REPUBLIKA.CO.ID, TANGERANG SELATAN -- Revisi Undang-Undang (UU) Nomor 5 Tahun 1999 tentang Larangan Praktik Monopoli dan Persaingan Usaha Tidak Sehat, hingga saat ini belum juga disahkan. Revisi itu akan berdampak pada bertambahnya kewenangan dan fungsi yang dimiliki Komisi Pengawas Persaingan Usaha (KPPU), Karena selama ini peran yang dimiliki baru sebatas penyelidikan.
Komisioner KPPU Guntur Saragih ikut menyindir, karena lambannya proses pengesahan di DPR. Ia bernazar akan menggunduli rambutnya, jika revisi UU Nomor 5 disahkan pada tahun terakhir masa jabatan anggota DPR RI periode 2014 – 2019 saat ini.
“Saya nazar cukur gundul kalau sampai akhir tahun 2019 ini revisi UU Nomor 5 Tahun 1999 disahkan,” katanya di Hotel Mercure Alam Sutera, Kota Tangerang Selatan (Tangsel), Jumat (20/9).
Saragih menjelaskan, dia memahami terkait UU Nomor 5 Tahun 1999 memang dibuat sesuai dengan kebutuhan pada masa itu. Namun seiring perkembangan zaman, maka diperlukan revisi agar apa yang diamanatkan kepada KPPU bisa maksimal dilaksanakan.

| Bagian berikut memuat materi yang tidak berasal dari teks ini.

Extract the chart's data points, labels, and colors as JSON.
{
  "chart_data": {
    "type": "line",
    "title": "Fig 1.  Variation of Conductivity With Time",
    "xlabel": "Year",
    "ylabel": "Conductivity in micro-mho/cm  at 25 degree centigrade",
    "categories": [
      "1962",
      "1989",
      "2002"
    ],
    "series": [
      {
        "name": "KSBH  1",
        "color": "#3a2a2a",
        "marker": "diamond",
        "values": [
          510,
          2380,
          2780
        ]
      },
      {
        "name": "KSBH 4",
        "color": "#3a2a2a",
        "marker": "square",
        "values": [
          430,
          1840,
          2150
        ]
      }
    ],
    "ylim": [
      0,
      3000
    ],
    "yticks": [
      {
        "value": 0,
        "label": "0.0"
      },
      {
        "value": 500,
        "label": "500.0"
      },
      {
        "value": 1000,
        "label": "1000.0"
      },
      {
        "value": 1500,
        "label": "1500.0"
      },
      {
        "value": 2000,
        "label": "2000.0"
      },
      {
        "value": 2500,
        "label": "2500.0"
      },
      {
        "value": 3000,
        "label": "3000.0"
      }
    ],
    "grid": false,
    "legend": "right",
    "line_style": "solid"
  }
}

“Kita meyakini bahwa pada tahun 1999 ya memang dibuat sesuai dengan pada masa itu. Jadi kita sangat berharap segera direvisi. Kita tidak ngambek walau tak juga disahkan, kita tetap menjalankan tugas sesuai aturan yang ada. Kami sangat berharap amandemen segera terjadi di detik akhir masa tugas DPR saat ini,” ucapnya.
Beberapa poin penting yang masuk dalam revisi UU Nomor 5 tahun 1999. Di antaranya soal ekstra teritorial di mana sebelumnya KPPU hanya berwenang memeriksa pelaku usaha yang berdomisili di Indonesia. Namun saat direvisi, maka kewenangannya diperluas sehingga bisa memeriksa di manapun domisili pelaku usaha.
Berikutnya soal denda yang dikenakan, jika pada UU yang lama, denda itu maksimal hanya sekira Rp 25 miliar. Setelah direvisi, maka KPPU bisa mengenakan denda sebesar 30 persen dari perolehan keuntungan atas persaingan usaha yang tidak sehat itu.
Sementara itu, soal kelembagaan KPPU yang selama ini belum kuat. Banyak pegawai Sumber Daya Manusia (SDM) KPPU yang merasa tak nyaman akibat tak jelasnya status mereka. Hal demikian memicu perpindahan pegawai ke lembaga lain. “Nasib pegawai kami tak jelas, pegawai kami itu mayoritas bukan ASN, jadi statusnya tidak jelas,” tambahnya.